Empowering you to live and perform with Confidence

How Perfectionism Kills Creativity


I LOVE the expression on the faces of my students when we first meet, and I explain to them that while we work together on developing audition and performing arts skills, they are in a NO JUDGEMENT ZONE, where mistakes are OK.  In fact, I explain, mistakes are actually GREAT, because we LEARN from mistakes.  I explain that being a GREAT artist or performer requires the freedom to experiment and try things.   I then explain that the skills we will be working on require a different perspective than what they are used to in school. Instead of approaching learning from what is right and wrong, we will be focusing only on what WORKS and what DOESN'T. 

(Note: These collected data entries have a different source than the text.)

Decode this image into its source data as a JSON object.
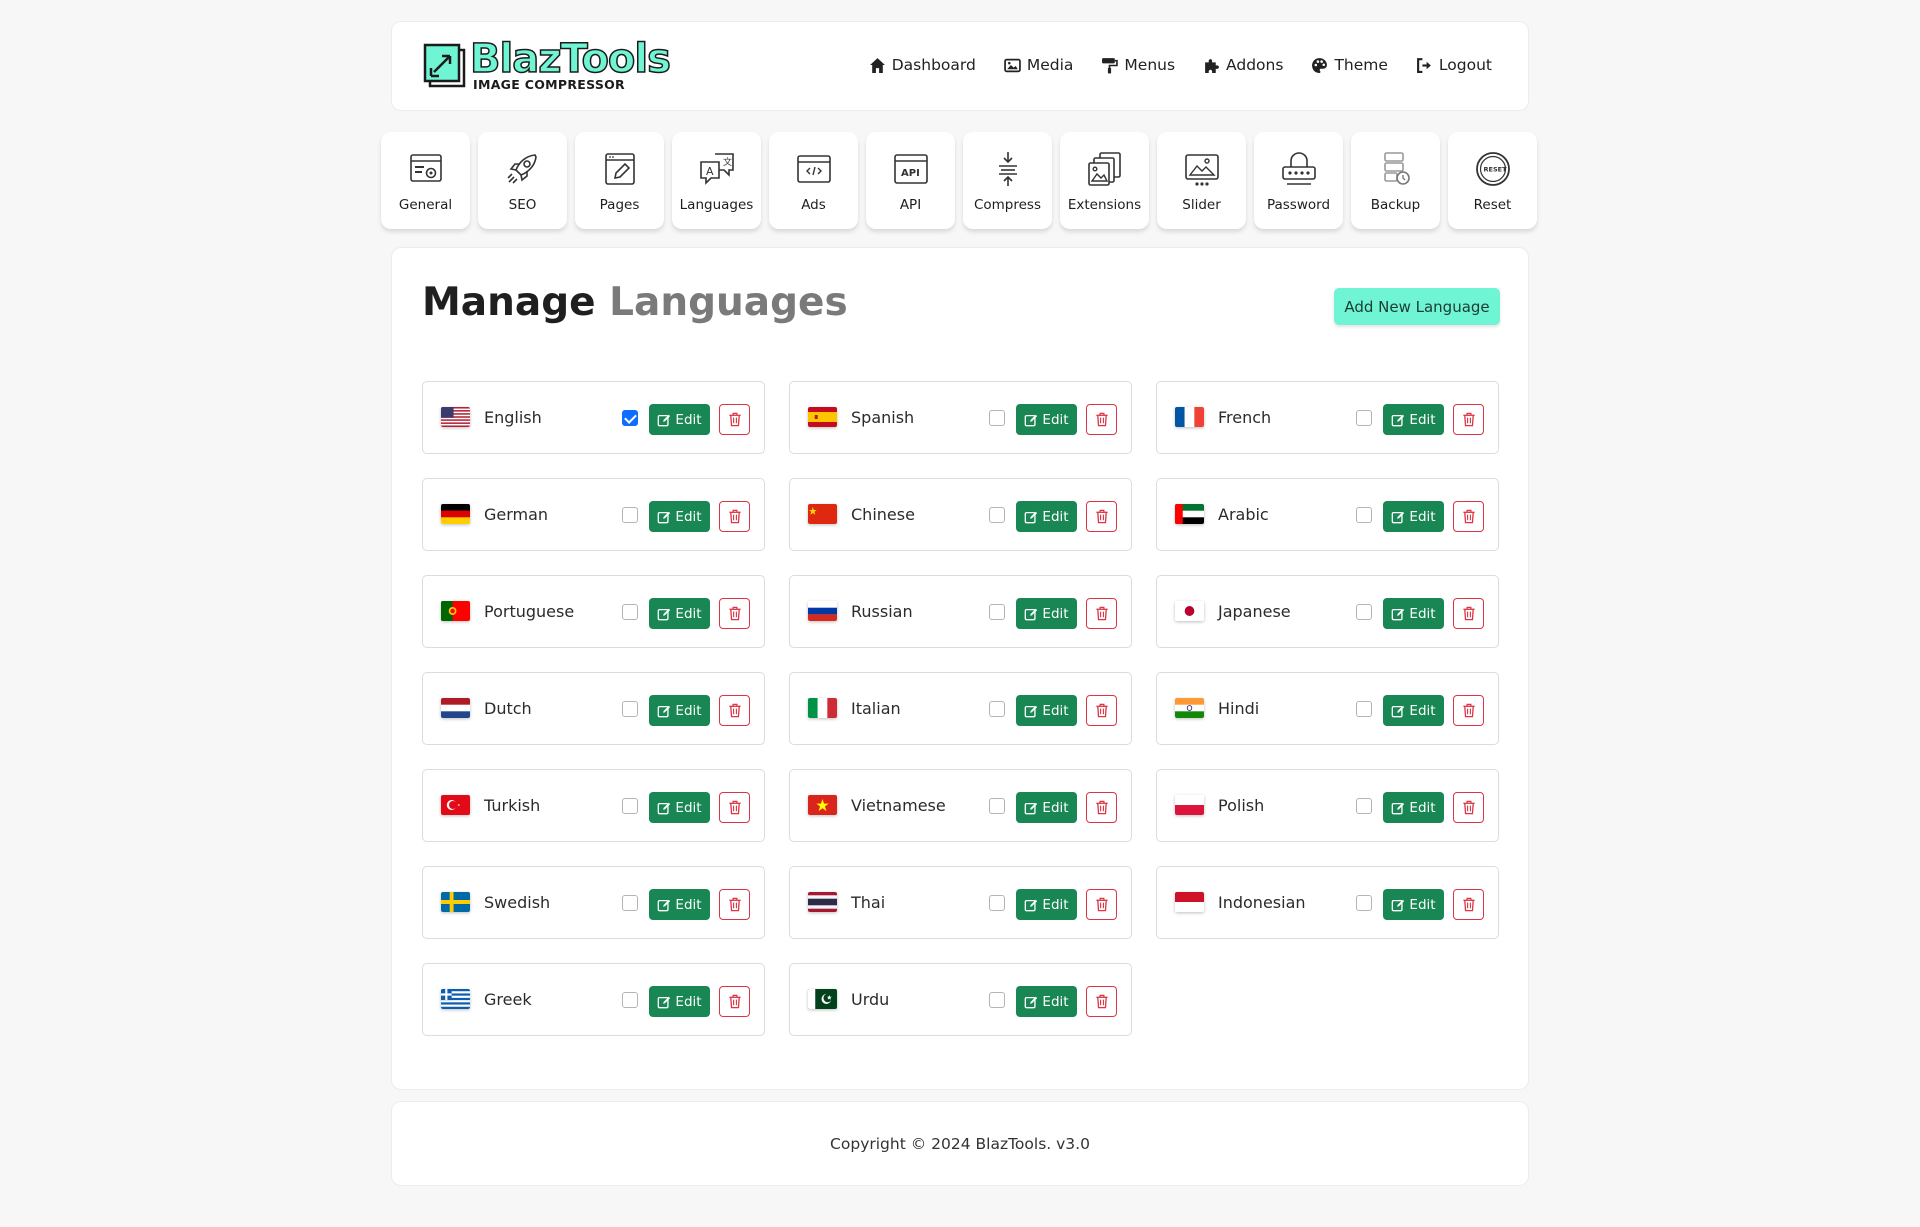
{
  "brand": {
    "name": "BlazTools",
    "tagline": "IMAGE COMPRESSOR"
  },
  "nav": [
    {
      "label": "Dashboard",
      "icon": "home-icon"
    },
    {
      "label": "Media",
      "icon": "image-icon"
    },
    {
      "label": "Menus",
      "icon": "paint-roller-icon"
    },
    {
      "label": "Addons",
      "icon": "puzzle-icon"
    },
    {
      "label": "Theme",
      "icon": "palette-icon"
    },
    {
      "label": "Logout",
      "icon": "logout-icon"
    }
  ],
  "tabs": [
    {
      "label": "General",
      "icon": "general-settings-icon"
    },
    {
      "label": "SEO",
      "icon": "rocket-icon"
    },
    {
      "label": "Pages",
      "icon": "pages-icon"
    },
    {
      "label": "Languages",
      "icon": "languages-icon"
    },
    {
      "label": "Ads",
      "icon": "ads-code-icon"
    },
    {
      "label": "API",
      "icon": "api-icon"
    },
    {
      "label": "Compress",
      "icon": "compress-icon"
    },
    {
      "label": "Extensions",
      "icon": "extensions-icon"
    },
    {
      "label": "Slider",
      "icon": "slider-icon"
    },
    {
      "label": "Password",
      "icon": "password-icon"
    },
    {
      "label": "Backup",
      "icon": "backup-icon"
    },
    {
      "label": "Reset",
      "icon": "reset-icon"
    }
  ],
  "page": {
    "title_part1": "Manage",
    "title_part2": "Languages",
    "add_button": "Add New Language"
  },
  "edit_label": "Edit",
  "languages": [
    {
      "name": "English",
      "flag": "us",
      "default": true
    },
    {
      "name": "Spanish",
      "flag": "es",
      "default": false
    },
    {
      "name": "French",
      "flag": "fr",
      "default": false
    },
    {
      "name": "German",
      "flag": "de",
      "default": false
    },
    {
      "name": "Chinese",
      "flag": "cn",
      "default": false
    },
    {
      "name": "Arabic",
      "flag": "ae",
      "default": false
    },
    {
      "name": "Portuguese",
      "flag": "pt",
      "default": false
    },
    {
      "name": "Russian",
      "flag": "ru",
      "default": false
    },
    {
      "name": "Japanese",
      "flag": "jp",
      "default": false
    },
    {
      "name": "Dutch",
      "flag": "nl",
      "default": false
    },
    {
      "name": "Italian",
      "flag": "it",
      "default": false
    },
    {
      "name": "Hindi",
      "flag": "in",
      "default": false
    },
    {
      "name": "Turkish",
      "flag": "tr",
      "default": false
    },
    {
      "name": "Vietnamese",
      "flag": "vn",
      "default": false
    },
    {
      "name": "Polish",
      "flag": "pl",
      "default": false
    },
    {
      "name": "Swedish",
      "flag": "se",
      "default": false
    },
    {
      "name": "Thai",
      "flag": "th",
      "default": false
    },
    {
      "name": "Indonesian",
      "flag": "id",
      "default": false
    },
    {
      "name": "Greek",
      "flag": "gr",
      "default": false
    },
    {
      "name": "Urdu",
      "flag": "pk",
      "default": false
    }
  ],
  "footer": {
    "copyright": "Copyright © 2024 BlazTools. v3.0"
  },
  "colors": {
    "accent": "#6ff5d3",
    "edit_button": "#198754",
    "delete_border": "#dc3545",
    "checkbox_on": "#0d6efd"
  }
}
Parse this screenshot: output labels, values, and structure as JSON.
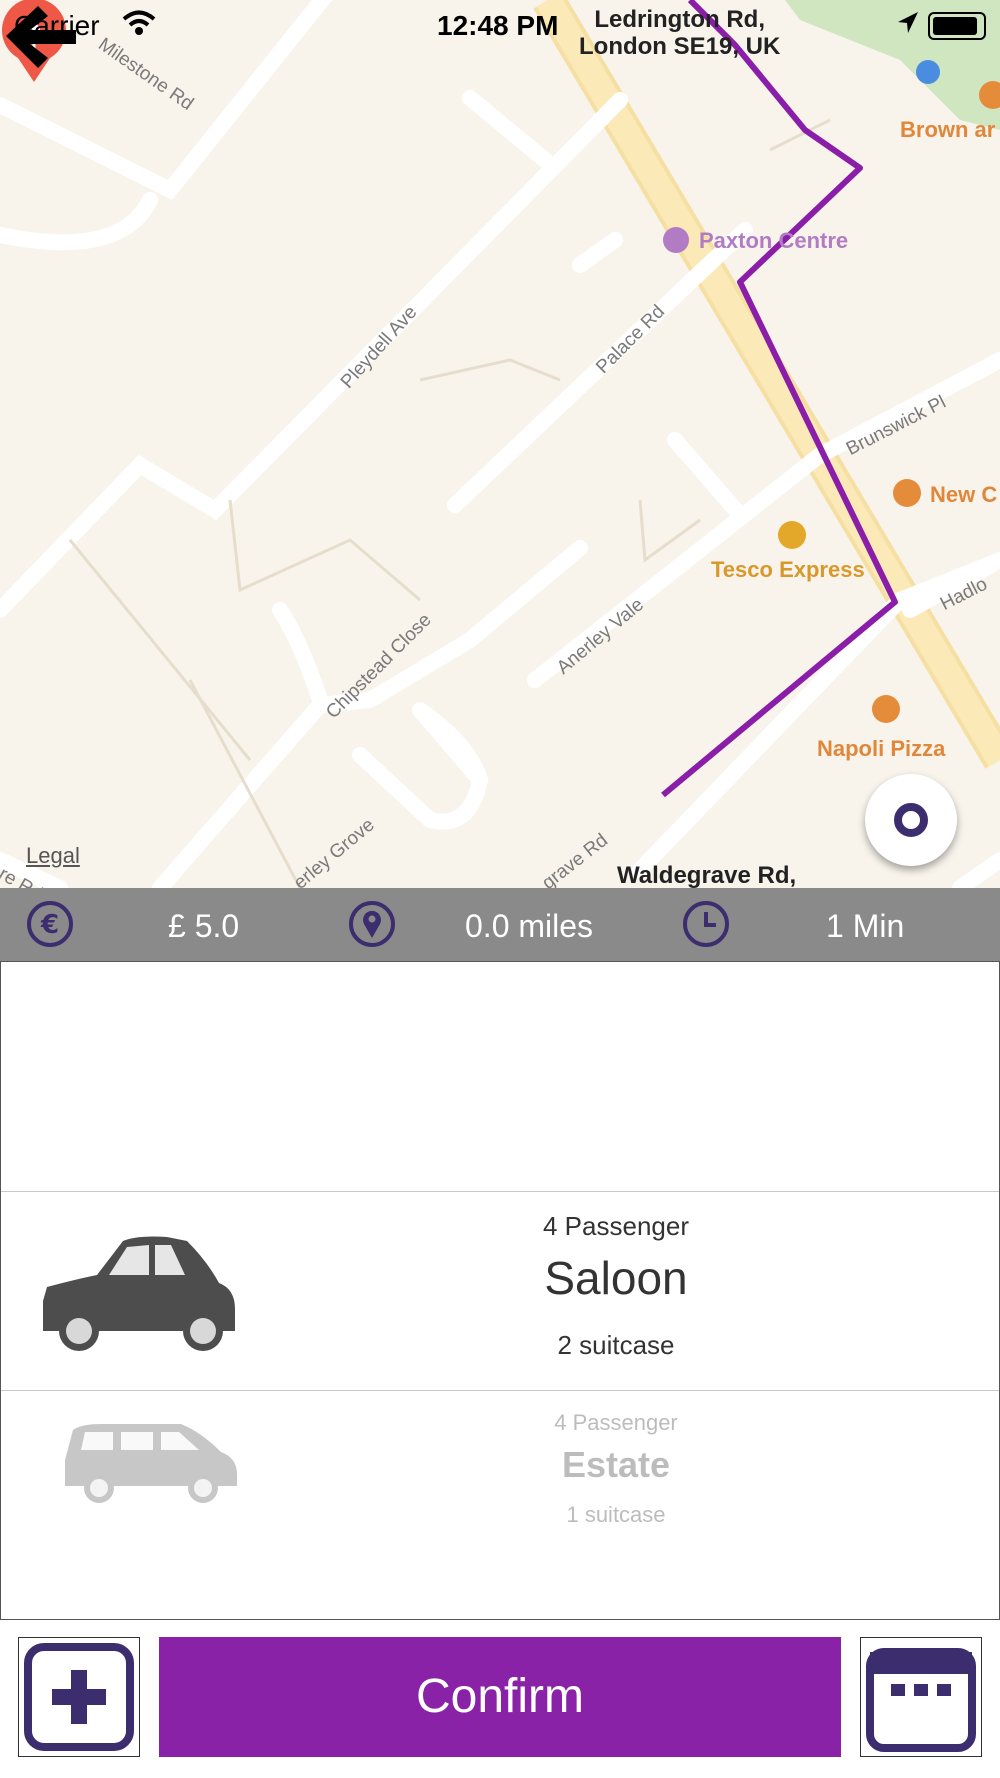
{
  "status_bar": {
    "carrier": "Carrier",
    "time": "12:48 PM"
  },
  "map": {
    "legal": "Legal",
    "top_address": [
      "Ledrington Rd,",
      "London SE19, UK"
    ],
    "bottom_address": "Waldegrave Rd,",
    "places": [
      "Paxton Centre",
      "Tesco Express",
      "Napoli Pizza",
      "New C",
      "Brown ar"
    ],
    "roads": [
      "Milestone Rd",
      "Pleydell Ave",
      "Palace Rd",
      "Brunswick Pl",
      "Chipstead Close",
      "Anerley Vale",
      "Hadlo",
      "erley Grove",
      "grave Rd",
      "re Rd"
    ],
    "colors": {
      "route": "#8b1ea8",
      "pin": "#ef5847",
      "poi_orange": "#dd8a36",
      "poi_purple": "#b27cc4"
    }
  },
  "info_bar": {
    "fare": "£ 5.0",
    "distance": "0.0 miles",
    "duration": "1 Min",
    "icons": [
      "euro-icon",
      "location-pin-icon",
      "clock-icon"
    ]
  },
  "vehicles": [
    {
      "passengers": "4 Passenger",
      "name": "Saloon",
      "luggage": "2 suitcase",
      "icon": "saloon-car-icon"
    },
    {
      "passengers": "4 Passenger",
      "name": "Estate",
      "luggage": "1 suitcase",
      "icon": "estate-car-icon"
    }
  ],
  "actions": {
    "confirm_label": "Confirm",
    "add_icon": "plus-square-icon",
    "schedule_icon": "calendar-icon"
  },
  "accent_color": "#8a22a8"
}
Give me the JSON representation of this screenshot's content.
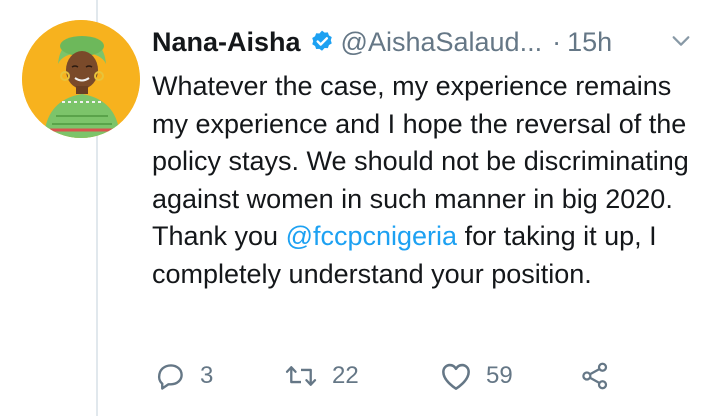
{
  "author": {
    "display_name": "Nana-Aisha",
    "handle": "@AishaSalaud...",
    "separator": "·",
    "timestamp": "15h"
  },
  "tweet": {
    "text_before_mention": "Whatever the case, my experience remains my experience and I hope the reversal of the policy stays. We should not be discriminating against women in such manner in big 2020. Thank you ",
    "mention": "@fccpcnigeria",
    "text_after_mention": " for taking it up, I completely understand your position."
  },
  "actions": {
    "reply_count": "3",
    "retweet_count": "22",
    "like_count": "59"
  },
  "icons": {
    "verified": "verified-badge-icon",
    "caret": "chevron-down-icon",
    "reply": "reply-icon",
    "retweet": "retweet-icon",
    "like": "heart-icon",
    "share": "share-icon"
  },
  "colors": {
    "accent": "#1da1f2",
    "muted": "#657786",
    "text": "#14171a",
    "avatar_bg": "#f7b21e"
  }
}
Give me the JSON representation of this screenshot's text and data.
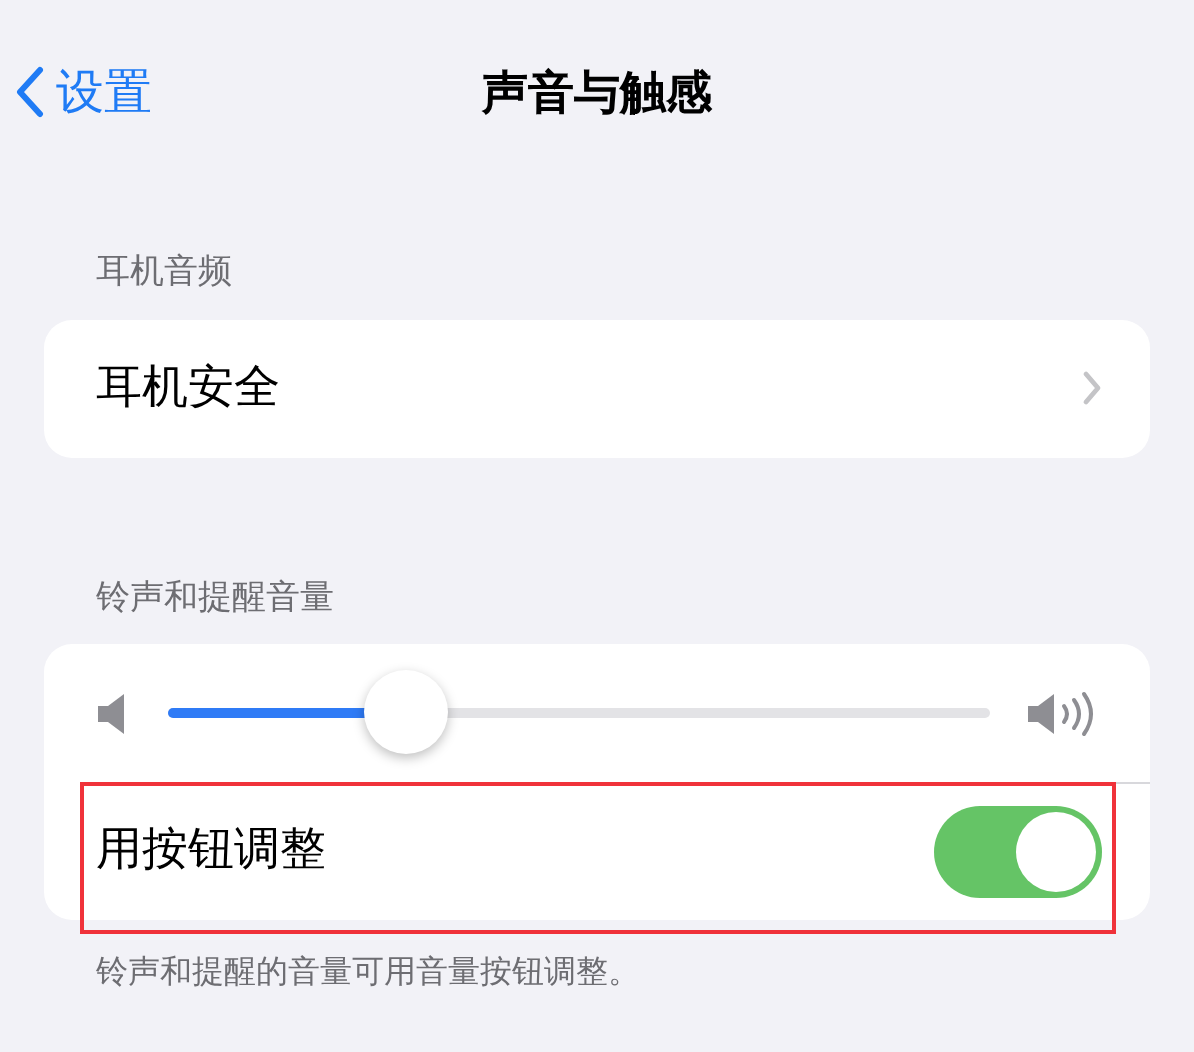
{
  "nav": {
    "back": "设置",
    "title": "声音与触感"
  },
  "sections": [
    {
      "header": "耳机音频",
      "rows": [
        {
          "kind": "link",
          "label": "耳机安全"
        }
      ]
    },
    {
      "header": "铃声和提醒音量",
      "rows": [
        {
          "kind": "slider",
          "level": 0.29
        },
        {
          "kind": "toggle",
          "label": "用按钮调整",
          "on": true,
          "highlighted": true
        }
      ],
      "footer": "铃声和提醒的音量可用音量按钮调整。"
    }
  ]
}
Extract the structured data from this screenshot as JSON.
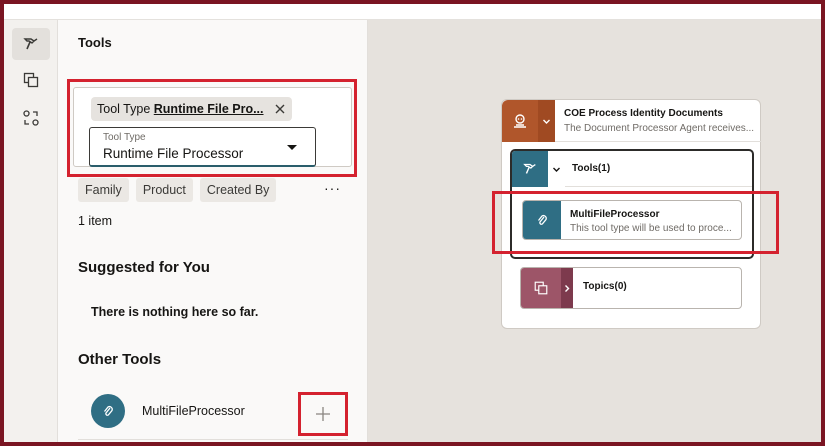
{
  "rail": {
    "items": [
      {
        "icon": "hammer-icon",
        "active": true
      },
      {
        "icon": "copy-stack-icon",
        "active": false
      },
      {
        "icon": "connect-nodes-icon",
        "active": false
      }
    ]
  },
  "panel": {
    "title": "Tools",
    "filter": {
      "chip_prefix": "Tool Type ",
      "chip_value": "Runtime File Pro...",
      "select_label": "Tool Type",
      "select_value": "Runtime File Processor"
    },
    "facets": [
      "Family",
      "Product",
      "Created By"
    ],
    "more_label": "···",
    "count": "1 item",
    "suggested_heading": "Suggested for You",
    "empty_text": "There is nothing here so far.",
    "other_heading": "Other Tools",
    "tools": [
      {
        "name": "MultiFileProcessor",
        "icon": "paperclip-icon",
        "add_icon": "plus-icon"
      }
    ]
  },
  "canvas": {
    "agent": {
      "name": "COE Process Identity Documents",
      "description": "The Document Processor Agent receives...",
      "icon": "agent-icon",
      "color": "#b0562b"
    },
    "tools_group": {
      "label": "Tools(1)",
      "color": "#2f6e84",
      "tool": {
        "name": "MultiFileProcessor",
        "description": "This tool type will be used to proce..."
      }
    },
    "topics_group": {
      "label": "Topics(0)",
      "color": "#9d5568"
    }
  },
  "colors": {
    "highlight": "#d4222f",
    "frame": "#7a1522",
    "accent": "#2f6e84"
  }
}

At first their eyes widen in absolute amazement. Most of them are in traditional school settings, where the message seems to be that mistakes are NOT OK. Of course, that is a misconception, but the emphasis on perfect scores, perfect grades, perfect behavior, perfect cleanliness, etc. has somehow become their whole world.  Then they meet me - this crazy,  kind of fun lady, that is miraculously giving them permission to yes, make mistakes.  As they start to understand that they are safe, and that for the next hour at least, no one will be be pressuring them to be perfect, their faces start to relax. In fact, their entire being seems to breathe a giant sigh of relief.   And then we begin learning and experimenting and becoming free to be the confident, skilled performers and auditioners that perfectionism has been holding hostage.

You see, the constant pursuit of perfection, which of course is impossible to achieve, does nothing to help young performers or any one for that matter, unleash their creativity and artistry.  In fact, perfectionism does the opposite - it actually stifles and eventually suffocates the creative process altogether. 

Don't get me wrong - perfectionism can have its place - after all, who doesn't LOVE getting a perfect score on a vocabulary test or a math test!  It's great for those kind of goals, but when it comes to creative or artistic pursuits, it's totally counter-productive. 

Perfectionism cannot coexist with creativity because:

To be perfect is to be frozen. If you move, you disturb the perfection.

Performing is in the moment - what makes it so exciting is the risk that something unexpected can always happen - perfectionism does not allow for that.

Humans are not perfect - striving to be perfect is an exercise in futility.  We are not designed to be perfect - only God is perfect.

The human brain cannot process creative activities while we are pursuing perfection, because perfectionism requires constant and vigilant analysis and judgement. The human brain cannot simultaneously process analysis or judgement AND creativity. When we are focused on perfectionism we are engaging ONLY the left hemisphere, which is designed to do analysis, problem solving, and judgement.  The right hemisphere, where creative processes such as singing, dancing, writing, ideas, drawing, etc. occur, cannot function while the left side is activated. 

Of course, one of the things that makes auditioning so terrifying, is that we know we will be subjecting ourselves to being judged. However, in order to have successful auditions, we need to learn how to stop judging ourselves and be completely in the moment.